There's nothing wrong with this. Being able to explain your thinking in detail to someone that doesn't necessarily understand the problem is a pretty good exercise to make sure you yourself fully understand the problem _and your thinking._ Of course, this can't turn in to a lecture on basic things people should know or have looked up before commenting.

menaerus 10 hours ago | parent [-]

Sure, now imagine answering 10 different people to all of their questions? It's the largest hindrance I have ever seen but I agree with the above comment that it largely depends on the team.

danielvaughn 12 hours ago | parent | prev | next [-]

Yeah I think it all boils down to culture. Tools like RFC (and anything else) can help propel a good culture forward. But you can't fix a broken culture with a tool.

kscarlet 13 hours ago | parent | prev | next [-]

I find it funny that what you said summarize the publishing process in academia very well. Only except that it's much, much worse.

a012 12 hours ago | parent | prev | next [-]

This is my experience as well, the RFCs turn out are being made for internal processes and policy making. And also I have the feeling that people are making it like Request for Approval for technical changes, so we have to take significantly more time on the RFCs than the real work.

throwaway894345 13 hours ago | parent | prev | next [-]

I feel this tension, but I think something has gone awry if people feel like every comment has to be addressed to everyone’s satisfaction.
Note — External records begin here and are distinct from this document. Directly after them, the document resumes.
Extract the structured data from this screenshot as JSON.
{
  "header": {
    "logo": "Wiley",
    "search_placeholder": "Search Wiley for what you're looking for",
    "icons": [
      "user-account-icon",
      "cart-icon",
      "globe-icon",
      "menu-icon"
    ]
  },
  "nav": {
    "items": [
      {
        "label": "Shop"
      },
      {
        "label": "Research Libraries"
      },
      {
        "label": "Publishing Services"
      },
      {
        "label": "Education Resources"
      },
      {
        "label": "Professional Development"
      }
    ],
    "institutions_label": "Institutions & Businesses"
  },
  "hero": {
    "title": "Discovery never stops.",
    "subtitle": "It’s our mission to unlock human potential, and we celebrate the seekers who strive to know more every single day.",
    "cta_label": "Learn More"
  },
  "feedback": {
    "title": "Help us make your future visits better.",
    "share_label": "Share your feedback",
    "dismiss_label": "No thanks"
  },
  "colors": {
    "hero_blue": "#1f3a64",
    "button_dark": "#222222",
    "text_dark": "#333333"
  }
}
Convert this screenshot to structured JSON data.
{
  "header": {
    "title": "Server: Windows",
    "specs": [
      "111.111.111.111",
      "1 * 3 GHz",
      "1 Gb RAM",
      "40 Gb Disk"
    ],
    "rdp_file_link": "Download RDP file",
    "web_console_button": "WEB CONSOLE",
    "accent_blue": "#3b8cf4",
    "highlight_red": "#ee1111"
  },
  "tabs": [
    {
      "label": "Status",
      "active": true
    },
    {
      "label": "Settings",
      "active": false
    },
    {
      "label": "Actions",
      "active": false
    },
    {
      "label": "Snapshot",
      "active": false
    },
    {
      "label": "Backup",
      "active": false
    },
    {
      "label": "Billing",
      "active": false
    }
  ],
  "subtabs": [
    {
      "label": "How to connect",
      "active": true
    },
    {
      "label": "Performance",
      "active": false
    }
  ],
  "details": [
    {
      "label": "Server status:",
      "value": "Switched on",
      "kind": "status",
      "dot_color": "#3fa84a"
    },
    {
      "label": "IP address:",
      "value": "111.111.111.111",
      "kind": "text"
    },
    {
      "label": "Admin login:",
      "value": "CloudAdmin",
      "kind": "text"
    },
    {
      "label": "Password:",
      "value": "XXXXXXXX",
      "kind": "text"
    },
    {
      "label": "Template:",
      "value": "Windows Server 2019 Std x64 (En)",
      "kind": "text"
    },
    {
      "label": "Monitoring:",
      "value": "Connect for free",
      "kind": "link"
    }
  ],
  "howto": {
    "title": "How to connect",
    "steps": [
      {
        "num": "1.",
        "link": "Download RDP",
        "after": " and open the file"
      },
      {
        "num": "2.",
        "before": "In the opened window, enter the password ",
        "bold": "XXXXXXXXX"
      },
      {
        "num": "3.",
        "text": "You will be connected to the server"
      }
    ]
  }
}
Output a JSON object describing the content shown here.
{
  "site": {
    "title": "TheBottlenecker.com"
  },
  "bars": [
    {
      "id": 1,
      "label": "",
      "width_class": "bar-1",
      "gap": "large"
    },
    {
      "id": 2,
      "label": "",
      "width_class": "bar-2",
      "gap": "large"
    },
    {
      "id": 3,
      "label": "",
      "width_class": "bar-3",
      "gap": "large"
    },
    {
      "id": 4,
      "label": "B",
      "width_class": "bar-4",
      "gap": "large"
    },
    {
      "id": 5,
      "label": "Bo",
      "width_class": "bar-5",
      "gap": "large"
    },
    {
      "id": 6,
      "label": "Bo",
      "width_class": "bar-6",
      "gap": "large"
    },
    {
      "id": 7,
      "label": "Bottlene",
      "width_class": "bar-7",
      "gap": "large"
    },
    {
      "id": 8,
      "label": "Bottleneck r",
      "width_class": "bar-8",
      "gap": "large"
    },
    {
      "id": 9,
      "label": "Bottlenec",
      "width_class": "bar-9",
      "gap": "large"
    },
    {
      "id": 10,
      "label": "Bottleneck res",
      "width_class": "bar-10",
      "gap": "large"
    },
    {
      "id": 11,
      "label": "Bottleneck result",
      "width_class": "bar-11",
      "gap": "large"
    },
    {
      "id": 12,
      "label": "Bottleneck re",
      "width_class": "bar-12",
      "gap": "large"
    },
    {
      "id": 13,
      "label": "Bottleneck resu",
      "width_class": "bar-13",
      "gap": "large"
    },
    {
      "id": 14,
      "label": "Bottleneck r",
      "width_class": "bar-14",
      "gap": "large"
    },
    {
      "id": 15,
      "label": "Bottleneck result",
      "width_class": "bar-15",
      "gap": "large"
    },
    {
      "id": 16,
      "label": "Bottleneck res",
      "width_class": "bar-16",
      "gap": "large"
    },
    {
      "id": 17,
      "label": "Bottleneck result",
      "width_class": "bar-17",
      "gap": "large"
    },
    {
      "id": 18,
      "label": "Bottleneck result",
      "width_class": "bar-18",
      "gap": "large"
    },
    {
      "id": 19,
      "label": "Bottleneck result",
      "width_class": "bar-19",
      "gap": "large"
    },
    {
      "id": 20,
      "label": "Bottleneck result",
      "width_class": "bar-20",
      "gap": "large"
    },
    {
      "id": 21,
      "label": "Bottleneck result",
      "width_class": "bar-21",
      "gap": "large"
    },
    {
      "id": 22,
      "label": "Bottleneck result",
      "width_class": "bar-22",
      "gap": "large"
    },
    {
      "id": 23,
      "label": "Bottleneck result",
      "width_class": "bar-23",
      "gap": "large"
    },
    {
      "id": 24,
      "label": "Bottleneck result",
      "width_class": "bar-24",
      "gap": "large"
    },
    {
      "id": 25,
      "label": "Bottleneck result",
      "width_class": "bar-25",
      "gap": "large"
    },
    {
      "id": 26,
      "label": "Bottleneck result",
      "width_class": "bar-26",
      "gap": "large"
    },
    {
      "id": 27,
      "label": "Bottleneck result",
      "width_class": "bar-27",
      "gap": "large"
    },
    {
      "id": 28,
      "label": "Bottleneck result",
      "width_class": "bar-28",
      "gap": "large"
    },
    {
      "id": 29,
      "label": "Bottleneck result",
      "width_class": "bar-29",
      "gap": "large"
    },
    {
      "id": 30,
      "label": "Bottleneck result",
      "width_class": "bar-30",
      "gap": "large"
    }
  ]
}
Comments are not commitments, and commenters don’t have an equal stake in the decision—they certainly don’t own the decision, and it’s okay to disagree and commit.

It’s also probably worth being explicit that there is a cost to inaction that can exceed the costs of building the wrong thing. A year or two ago I was lead on a project where we didn’t know the answer to a big ambiguous problem—we just didn’t have a good way to get the information necessary to make the right decision—different people had different ideas about what we should do. So we identified the smallest thing we could build that would be useful such that we could get more information from real world use, knowing full well we might have to rebuild something else from the ground up. And we did! But we were able to get the confidence we needed to build the right thing later! And we got there much faster than if we had tried to deliberate and speculate about what that thing would be.

Also, in that saga, one engineer in particular was really adamant that we address his particular set of concerns. He was unable to disagree and commit—he was kind of religious about all concerns being addressed before moving forward with anything. He had a very difficult time understanding that the RFC process existed to meet business goals—the business did not exist to slot into his ideal RFC process. He is no longer with the company.